I would have found an article that covered that interpretation even more helpful, although I'm not sure an easy-to-follow version could exist.
While a lot of Bayesian optimization methods use GPs (MOE, Spearmint, BayesOpt, etc) some use TPEs as well (most notably, hyperopt [0]), and some ensemble these methods and others like SigOpt (YC W15) [1] (disclaimer: I'm one of the founders).
I tried to briefly go over the functional interpretation of GPs in this talk [2], although the book by Rasmussen and Williams does a much more thorough job [3] (free online, check out chapter 2 for this approach).
I'm happy to answer any questions about the differences. If you're a student/academic SigOpt is also completely free [4].
While this is mostly true there is has been some research to use non-GP models for Bayesian Optimization or the general Sequential Model Based Optimization (SMBO) problem. Some examples:
The point that combining kernels lets you compose arbitrarily complex functions could come in the beginning. That's sort of why GPs are so exciting in the first place.
In particular, there's a kernel we could call a "change point," which is a way to have a totally different model fitted before a point in time versus after. It's used frequently in Automatic Statistician fitted models (https://automaticstatistician.com/examples/) which in my opinion are the state of the art of what you can use GPs for. They also developed a "LISP" like representation of the GP kernels, which lets them sample functions, fit them, and publish the simplest ones.
You can see an example of, "Create GP functions and try fitting them" here: https://github.com/probcomp/notebook/blob/master/tutorials/e... . Near the end of the notebook, you can see the "source code" of the fitted GP function. Note this implementation supports change points, but does not happen to need them on the sample data.
But generally, I wonder in which applications GP shines.
On the one hand, with its emphasis on time series data, GP has a lot to offer to finance, especially options pricing. On the other hand, GP boils down to "the near future looks a lot like the near past," which most people already know.
Clearly, what we want to know is: when will change points occur?
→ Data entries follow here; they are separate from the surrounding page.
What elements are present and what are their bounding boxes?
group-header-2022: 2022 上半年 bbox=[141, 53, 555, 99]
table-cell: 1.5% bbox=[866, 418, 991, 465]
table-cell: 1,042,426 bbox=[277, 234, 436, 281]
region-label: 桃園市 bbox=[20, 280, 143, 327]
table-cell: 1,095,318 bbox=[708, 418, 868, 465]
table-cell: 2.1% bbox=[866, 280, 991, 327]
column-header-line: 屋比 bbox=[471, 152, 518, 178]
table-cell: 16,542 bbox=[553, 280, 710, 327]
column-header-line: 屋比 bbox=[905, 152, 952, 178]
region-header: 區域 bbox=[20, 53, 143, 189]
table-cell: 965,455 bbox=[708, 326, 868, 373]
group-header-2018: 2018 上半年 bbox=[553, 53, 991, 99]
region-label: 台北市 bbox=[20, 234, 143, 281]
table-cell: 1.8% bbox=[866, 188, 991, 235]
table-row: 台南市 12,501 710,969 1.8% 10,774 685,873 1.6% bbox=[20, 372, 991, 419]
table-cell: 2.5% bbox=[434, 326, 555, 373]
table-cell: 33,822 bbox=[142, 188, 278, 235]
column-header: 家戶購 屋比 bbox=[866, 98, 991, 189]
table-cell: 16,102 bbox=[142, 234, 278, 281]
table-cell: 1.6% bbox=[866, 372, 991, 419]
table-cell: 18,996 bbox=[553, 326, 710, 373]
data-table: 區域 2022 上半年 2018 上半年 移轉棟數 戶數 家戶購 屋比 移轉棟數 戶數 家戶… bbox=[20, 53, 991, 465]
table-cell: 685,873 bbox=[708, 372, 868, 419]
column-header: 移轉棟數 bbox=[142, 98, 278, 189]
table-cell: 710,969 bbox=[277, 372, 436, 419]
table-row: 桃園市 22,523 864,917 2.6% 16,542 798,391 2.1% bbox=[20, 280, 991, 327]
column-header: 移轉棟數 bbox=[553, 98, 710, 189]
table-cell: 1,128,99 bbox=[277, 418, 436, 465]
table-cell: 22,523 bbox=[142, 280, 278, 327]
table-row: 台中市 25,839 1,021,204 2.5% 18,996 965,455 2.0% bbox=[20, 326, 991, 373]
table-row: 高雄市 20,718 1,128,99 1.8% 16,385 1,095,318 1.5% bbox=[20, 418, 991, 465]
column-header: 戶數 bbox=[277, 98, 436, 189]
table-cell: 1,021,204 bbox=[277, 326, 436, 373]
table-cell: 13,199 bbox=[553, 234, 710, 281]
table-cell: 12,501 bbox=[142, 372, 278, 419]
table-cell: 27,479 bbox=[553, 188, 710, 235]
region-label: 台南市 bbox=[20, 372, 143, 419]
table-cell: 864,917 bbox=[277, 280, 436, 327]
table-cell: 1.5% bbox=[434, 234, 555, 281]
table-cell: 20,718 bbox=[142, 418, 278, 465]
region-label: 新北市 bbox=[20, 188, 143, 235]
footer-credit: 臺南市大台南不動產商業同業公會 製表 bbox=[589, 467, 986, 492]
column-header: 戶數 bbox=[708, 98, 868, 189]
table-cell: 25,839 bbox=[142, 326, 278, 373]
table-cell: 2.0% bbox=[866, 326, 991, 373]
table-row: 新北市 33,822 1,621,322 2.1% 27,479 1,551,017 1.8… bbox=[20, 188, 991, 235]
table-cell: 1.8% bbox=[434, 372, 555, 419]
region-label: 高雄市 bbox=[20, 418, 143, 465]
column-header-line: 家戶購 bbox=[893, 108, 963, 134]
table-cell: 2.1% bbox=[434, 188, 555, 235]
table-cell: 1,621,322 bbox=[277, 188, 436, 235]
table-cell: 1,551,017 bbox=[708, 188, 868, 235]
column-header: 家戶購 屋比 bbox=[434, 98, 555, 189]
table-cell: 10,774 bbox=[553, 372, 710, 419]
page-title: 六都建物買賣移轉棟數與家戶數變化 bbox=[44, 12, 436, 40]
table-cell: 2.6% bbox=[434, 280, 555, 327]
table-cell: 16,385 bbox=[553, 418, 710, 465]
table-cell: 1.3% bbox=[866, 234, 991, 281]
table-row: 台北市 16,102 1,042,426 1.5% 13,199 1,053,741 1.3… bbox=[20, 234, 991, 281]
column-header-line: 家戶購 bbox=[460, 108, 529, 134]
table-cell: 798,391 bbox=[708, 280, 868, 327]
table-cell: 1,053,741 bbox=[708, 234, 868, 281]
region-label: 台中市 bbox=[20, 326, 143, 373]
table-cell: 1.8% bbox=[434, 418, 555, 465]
Whoever cracks that nut has found GP its breakthrough application.
It should be clear from the example that some form of fitting over the generation of "Gaussian Process Programs" is a good first step.
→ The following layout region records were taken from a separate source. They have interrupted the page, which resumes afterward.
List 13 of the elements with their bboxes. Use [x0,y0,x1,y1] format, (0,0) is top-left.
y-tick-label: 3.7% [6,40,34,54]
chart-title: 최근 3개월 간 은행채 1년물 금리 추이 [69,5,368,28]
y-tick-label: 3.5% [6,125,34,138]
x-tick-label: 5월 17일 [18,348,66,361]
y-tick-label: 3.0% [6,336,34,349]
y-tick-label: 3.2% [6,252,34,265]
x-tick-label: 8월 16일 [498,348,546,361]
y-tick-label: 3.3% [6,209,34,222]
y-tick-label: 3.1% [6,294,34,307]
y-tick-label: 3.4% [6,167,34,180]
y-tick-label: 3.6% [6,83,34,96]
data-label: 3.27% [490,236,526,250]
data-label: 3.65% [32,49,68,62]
One major application is in geospatial statistics for a variety of fields that need to perform regression of irregularly samples across space. Although it is typically called Kriging, it is mathematically equivalent to Gaussian processes from my understanding:
The killer feature of Gaussian processes for me is the fact that they provide a posterior distribution rather than just a maximum likelihood estimate. This lets you incorporate fancy loss functions, and can be useful to optimize data collection in real world cases where collecting data is expensive and time consuming.
Maybe one usage could be in Thompson sampling. You're trying to guess the maximum of a function, so you sample a random function from the GP, find its maximum, test it out, get back a y value, and then update your GP.
Maybe that's what the above comment meant by Bayesian optimisation.
I'm sorry to be a little off-topic here, but can someone please tell me how this guy got those math equations looking like that? They look like the common Latex font, but they're neither SVG nor PNG output of Latex as I first thought. How did he manage to get this??
From my perspective, this is an outstanding intro to Gaussian processes, and indeed, I much prefer this rather than posted article. Your code and visuals make things a lot more cleaner. You could make it better by including a bit more info on different types of Kernels / combining kernels - otherwise, this is fantastic! Thank you!
For X (your test data) and Y (your training data), we have our prior: X ~ N(0, <kernel>) and Y ~ N(<training values>, <identity>). For the joint distribution I can accept that the covariance will have the same kernel function (albeit on |X| + |Y| dimensions) but what would the mean be?
The article focused on the case where you have a finite number of test points, which is probably a good idea for an article like this. Still, there is another interpretation of Gaussian processes where they are actual stochastic processes (hence the name), a probability distribution over a set of functions.
I would have found an article that covered that interpretation even more helpful, although I'm not sure an easy-to-follow version could exist.